Forensics tool for Mikrotik devices. Search for suspicious properties and weak security points that need to be fixed on the router.

This tool’s functionalities include the following:

  • Get the version of the device and map it to CVEs
  • Check for scheduled tasks
  • Look for traffic redirection rules
  • Look for DNS cache poisoning
  • Look for default ports change
  • Look for non-default users
  • Look for suspicious files
  • Look for proxy, socks and FW rules

Executing and arguments

This tool requires Python 3.8 or later.

Install required Python packages

pip install -r requirements.txt

The arguments:

args Description Must / Optional
-i The tested Mikrotik IP address Must
-p The tested Mikrotik SSH port Optional
-u User name with admin Permissions Must
-ps The password of the given user name (empty password by default) Optional
-J Print the results as json format (prints txt format by default) Optional
-concise Print a shortened text output focusing on recommendations and suspicious data Optional
-update Update the CVE Json file (the file is updated automatically if it hasn't been updated in the last month) Optional

Executing examples:

 ./main.py -i 192.168.88.1 -u admin
 ./main.py -i 192.168.88.1 -p 22 -u admin
 ./main.py -i 192.168.88.1 -p 2000 -u admin -ps 123456
 ./main.py -i 192.168.88.1 -p 2000 -u admin -ps 123456 -J

Output:

The output includes 3 sections for each test:

  1. raw data - all the data we search in.
  2. suspicious - things we found out as suspicious - should be checked if they are legitimate or malicious.
  3. recommendation - things we found out as weak security points and recommendations for fixing them.

More info & solution:

Researchers developed this forensic tool while investigating how MikroTik devices are used in Trickbot C2 infrastructure. You can read more about the research here.

Microsoft Defender for IoT is an agentless network-layer security solution that allows organizations to continuously monitor and discover assets, detect threats, and manage vulnerabilities in their IoT/OT and Industrial Control Systems (ICS) devices, on-premises and in Azure-connected environments.

Contributing

This project welcomes contributions and suggestions. Most contributions require you to agree to a Contributor License Agreement (CLA) declaring that you have the right to, and actually do, grant us the rights to use your contribution. For details, visit https://cla.opensource.microsoft.com.
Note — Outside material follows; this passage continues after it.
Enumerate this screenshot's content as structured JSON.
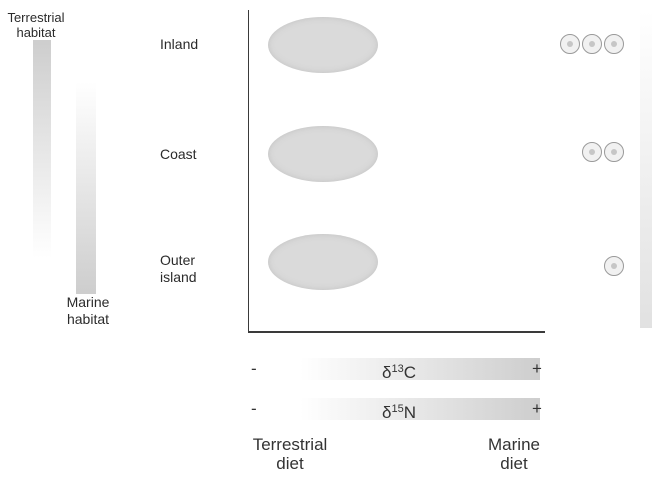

When you submit a pull request, a CLA bot will automatically determine whether you need to provide a CLA and decorate the PR appropriately (e.g., status check, comment). Simply follow the instructions provided by the bot. You will only need to do this once across all repos using our CLA.
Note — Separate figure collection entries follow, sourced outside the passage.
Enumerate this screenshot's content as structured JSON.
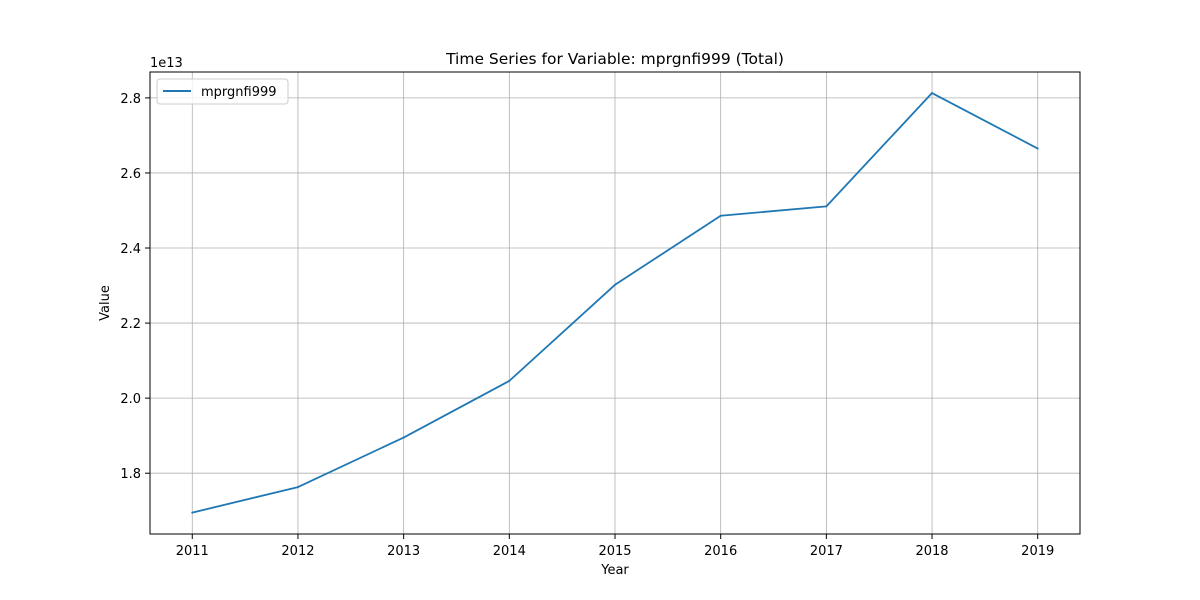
{
  "chart_data": {
    "type": "line",
    "title": "Time Series for Variable: mprgnfi999 (Total)",
    "xlabel": "Year",
    "ylabel": "Value",
    "y_offset_label": "1e13",
    "y_scale": 10000000000000,
    "x": [
      2011,
      2012,
      2013,
      2014,
      2015,
      2016,
      2017,
      2018,
      2019
    ],
    "series": [
      {
        "name": "mprgnfi999",
        "color": "#1f77b4",
        "values": [
          16950000000000.0,
          17630000000000.0,
          18950000000000.0,
          20460000000000.0,
          23020000000000.0,
          24860000000000.0,
          25110000000000.0,
          28130000000000.0,
          26650000000000.0
        ]
      }
    ],
    "xlim": [
      2010.6,
      2019.4
    ],
    "ylim": [
      16380000000000.0,
      28690000000000.0
    ],
    "y_ticks": [
      1.8,
      2.0,
      2.2,
      2.4,
      2.6,
      2.8
    ],
    "y_tick_labels": [
      "1.8",
      "2.0",
      "2.2",
      "2.4",
      "2.6",
      "2.8"
    ],
    "x_tick_labels": [
      "2011",
      "2012",
      "2013",
      "2014",
      "2015",
      "2016",
      "2017",
      "2018",
      "2019"
    ],
    "grid": true,
    "legend": "upper-left"
  }
}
This project has adopted the Microsoft Open Source Code of Conduct. For more information see the Code of Conduct FAQ or contact opencode@microsoft.com with any additional questions or comments.

Trademarks

This project may contain trademarks or logos for projects, products, or services. Authorized use of Microsoft trademarks or logos is subject to and must follow Microsoft's Trademark & Brand Guidelines. Use of Microsoft trademarks or logos in modified versions of this project must not cause confusion or imply Microsoft sponsorship. Any use of third-party trademarks or logos are subject to those third-party's policies.